The public wants leadership on climate, not a bitter culture war
The plan by Extinction Rebellion offshoot Animal Rebellion to shut down Billingsgate fish market is one of the daftest things I’ve heard.
In the list of priorities for reducing greenhouse gas emissions, the fishing industry is nowhere. Wild-caught seafood is probably the lowest carbon source of animal protein you can eat, so it’s hard to see how stopping fishmongers selling seafood is in any way constructive.
I expect there is a broad section of society who will sympathise with the aims of this week’s protests, but see stunts like this and groan.
They want politicians to rise to this challenge, but in a way which focuses on practical achievement and respects people’s right to go about their daily lives.
And they don’t fancy having their gas boiler ripped out in the next five years – which is the Beijing-like level of state intervention that would be required to meet activists’ demand of net-zero carbon emissions by 2025.
However, nor do they want a sterile, polarised culture war between climate activists and a morally obtuse faction of the right which sneers at people for having the basic scruples to care about the natural world.
You know who I mean: people who think it is more important to take potshots at Greta Thunberg than show a grain of common humanity over the concerns she raises, encouraged by MPs who raise their voices to demean protesting schoolchildren, but never to discuss the dire risks climate change poses for human welfare.
If some on the right feel threatened by the climate movement, they deserve to, for barely trying to understand the greatest political, humanitarian and technological challenge of their time, let alone offer answers.
So I was personally cheered to hear the Prime Minister say that “we can beat the sceptics” in his party conference speech last week.

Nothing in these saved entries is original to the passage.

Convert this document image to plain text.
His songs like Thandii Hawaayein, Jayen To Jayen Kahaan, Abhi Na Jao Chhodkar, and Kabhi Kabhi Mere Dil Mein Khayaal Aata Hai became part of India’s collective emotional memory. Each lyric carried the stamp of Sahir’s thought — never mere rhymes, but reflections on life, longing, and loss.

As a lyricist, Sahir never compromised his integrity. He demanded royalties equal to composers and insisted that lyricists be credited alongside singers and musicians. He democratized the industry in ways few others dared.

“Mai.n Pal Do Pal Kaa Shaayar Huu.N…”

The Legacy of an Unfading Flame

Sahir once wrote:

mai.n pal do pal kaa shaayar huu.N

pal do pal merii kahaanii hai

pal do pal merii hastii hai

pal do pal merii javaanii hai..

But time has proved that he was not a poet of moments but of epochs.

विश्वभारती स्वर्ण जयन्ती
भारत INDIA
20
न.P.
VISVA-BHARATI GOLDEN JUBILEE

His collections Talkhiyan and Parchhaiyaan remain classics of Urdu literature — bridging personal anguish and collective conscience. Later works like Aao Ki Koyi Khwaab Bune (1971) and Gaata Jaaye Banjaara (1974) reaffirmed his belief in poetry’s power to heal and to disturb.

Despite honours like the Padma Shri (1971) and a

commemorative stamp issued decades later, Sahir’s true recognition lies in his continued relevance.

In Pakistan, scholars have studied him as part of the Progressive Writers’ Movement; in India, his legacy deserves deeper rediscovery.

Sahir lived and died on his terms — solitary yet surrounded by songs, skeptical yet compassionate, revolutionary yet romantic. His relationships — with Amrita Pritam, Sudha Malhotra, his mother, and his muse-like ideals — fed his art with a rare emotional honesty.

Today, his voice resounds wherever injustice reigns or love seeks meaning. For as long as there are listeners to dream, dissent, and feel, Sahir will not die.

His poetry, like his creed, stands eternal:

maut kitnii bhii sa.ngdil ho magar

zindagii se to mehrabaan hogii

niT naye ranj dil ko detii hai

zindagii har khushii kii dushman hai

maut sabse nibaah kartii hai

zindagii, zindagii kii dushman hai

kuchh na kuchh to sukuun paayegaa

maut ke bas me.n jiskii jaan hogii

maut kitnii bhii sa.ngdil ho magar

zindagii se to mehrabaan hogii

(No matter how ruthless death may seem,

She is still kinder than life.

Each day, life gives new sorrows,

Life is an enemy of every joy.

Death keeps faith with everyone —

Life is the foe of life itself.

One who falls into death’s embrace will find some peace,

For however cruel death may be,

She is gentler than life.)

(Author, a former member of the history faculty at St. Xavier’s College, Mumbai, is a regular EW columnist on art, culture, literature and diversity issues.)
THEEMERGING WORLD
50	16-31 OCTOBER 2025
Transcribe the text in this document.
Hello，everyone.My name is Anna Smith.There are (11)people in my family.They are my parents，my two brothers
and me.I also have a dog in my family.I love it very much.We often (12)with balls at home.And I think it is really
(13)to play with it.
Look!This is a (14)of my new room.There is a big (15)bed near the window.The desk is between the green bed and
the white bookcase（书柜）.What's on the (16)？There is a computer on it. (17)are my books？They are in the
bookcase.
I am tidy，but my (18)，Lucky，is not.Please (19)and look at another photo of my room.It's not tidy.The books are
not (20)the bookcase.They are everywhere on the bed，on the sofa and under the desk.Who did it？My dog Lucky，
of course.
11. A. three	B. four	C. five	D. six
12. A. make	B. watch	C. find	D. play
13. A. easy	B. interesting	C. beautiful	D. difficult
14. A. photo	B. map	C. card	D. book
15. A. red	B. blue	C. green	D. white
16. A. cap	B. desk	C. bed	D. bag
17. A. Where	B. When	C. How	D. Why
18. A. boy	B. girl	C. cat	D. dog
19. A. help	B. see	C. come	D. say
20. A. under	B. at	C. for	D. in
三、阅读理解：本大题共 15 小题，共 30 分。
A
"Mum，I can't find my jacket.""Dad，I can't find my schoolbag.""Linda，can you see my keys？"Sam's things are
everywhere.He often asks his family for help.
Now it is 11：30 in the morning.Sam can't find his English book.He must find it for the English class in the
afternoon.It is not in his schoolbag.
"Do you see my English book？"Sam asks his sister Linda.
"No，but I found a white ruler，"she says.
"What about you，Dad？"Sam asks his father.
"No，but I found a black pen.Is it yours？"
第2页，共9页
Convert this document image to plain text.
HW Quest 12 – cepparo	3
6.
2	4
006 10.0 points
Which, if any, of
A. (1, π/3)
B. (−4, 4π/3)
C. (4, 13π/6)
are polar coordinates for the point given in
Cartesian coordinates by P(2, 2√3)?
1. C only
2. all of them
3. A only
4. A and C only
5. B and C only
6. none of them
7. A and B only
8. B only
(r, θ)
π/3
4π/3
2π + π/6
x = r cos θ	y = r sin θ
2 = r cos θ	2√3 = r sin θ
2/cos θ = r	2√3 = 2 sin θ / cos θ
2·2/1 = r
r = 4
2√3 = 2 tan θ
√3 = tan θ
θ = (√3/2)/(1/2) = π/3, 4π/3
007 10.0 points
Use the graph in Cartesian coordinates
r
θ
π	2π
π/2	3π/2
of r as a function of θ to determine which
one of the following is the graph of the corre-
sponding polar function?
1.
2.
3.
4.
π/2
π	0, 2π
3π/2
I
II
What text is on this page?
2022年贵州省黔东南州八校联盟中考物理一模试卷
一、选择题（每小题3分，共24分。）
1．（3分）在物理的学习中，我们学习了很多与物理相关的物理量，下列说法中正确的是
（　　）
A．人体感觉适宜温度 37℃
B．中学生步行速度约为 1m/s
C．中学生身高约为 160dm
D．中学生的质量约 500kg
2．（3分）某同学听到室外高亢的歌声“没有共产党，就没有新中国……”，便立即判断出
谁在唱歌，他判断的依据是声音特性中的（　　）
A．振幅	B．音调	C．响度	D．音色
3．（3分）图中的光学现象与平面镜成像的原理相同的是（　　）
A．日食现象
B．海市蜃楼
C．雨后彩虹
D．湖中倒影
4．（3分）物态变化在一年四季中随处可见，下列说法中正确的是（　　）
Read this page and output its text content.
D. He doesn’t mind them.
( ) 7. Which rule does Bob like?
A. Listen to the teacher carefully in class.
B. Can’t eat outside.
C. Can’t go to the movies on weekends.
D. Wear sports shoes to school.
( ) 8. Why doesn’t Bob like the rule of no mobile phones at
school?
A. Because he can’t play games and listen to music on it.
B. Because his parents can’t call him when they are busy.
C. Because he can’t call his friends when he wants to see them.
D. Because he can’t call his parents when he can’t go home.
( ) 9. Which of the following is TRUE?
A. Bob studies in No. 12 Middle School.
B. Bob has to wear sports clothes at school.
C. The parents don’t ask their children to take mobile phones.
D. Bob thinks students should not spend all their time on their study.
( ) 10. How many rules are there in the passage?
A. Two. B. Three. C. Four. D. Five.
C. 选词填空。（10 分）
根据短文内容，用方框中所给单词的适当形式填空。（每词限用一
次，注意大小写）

The centre-right can and should do a lot more to dismantle this association.
Humanity is moving into a new and highly uncertain chapter in its history. We are on track to all but wipe out coral reefs, even if we get our act together and meet the Paris Agreement’s goals (which we are currently nowhere near doing). There are people in the Indo-Pacific and Caribbean regions who don’t even know whether they will have a country in a few decades.
Domestically, the fire service is under increasing pressure, and already vulnerable people face climate impacts without insurance or compensation.
We need a societal response, based on foresight, confidence in each other’s goodwill, respect for personal freedom, and a level-headed focus on practical outcomes.
Realism and balance are key to credibility. You can be direct about the scale of the challenge without engaging in hyperbole. You can favour market-based solutions without being an ideologue. You can harness the expertise of people in industry as well as giving them clear expectations. You can view responsibility as the complement of freedom, not kick against everyone who asks you to adopt it.
Climate activists need to recognise a fundamental reality: we live in a society where people have the option to vote excessively controlling governments out of power. It is not acceptable for unaccountable protesters to tell us that they intend to “force” our government – by extension, us – into accepting an extreme, socially destructive course of action of their choosing.
But nor is it constructive for the right to relapse into its delusions that tackling climate change is the exclusive agenda of “eco-socialists” or “elites”, rather than normal caring individuals.
Those of us who believe that our current political and socioeconomic system can rise to this challenge must not just assert that it can – we must demonstrate it. We need a broad, national coalition to tackle climate change between government, business, public services, finance, land managers, and civil society.
Everyone who asks “what can I do?” should get an answer. And those who have been living in a moral vacuum on climate change need to understand that the rest of us will not do the same.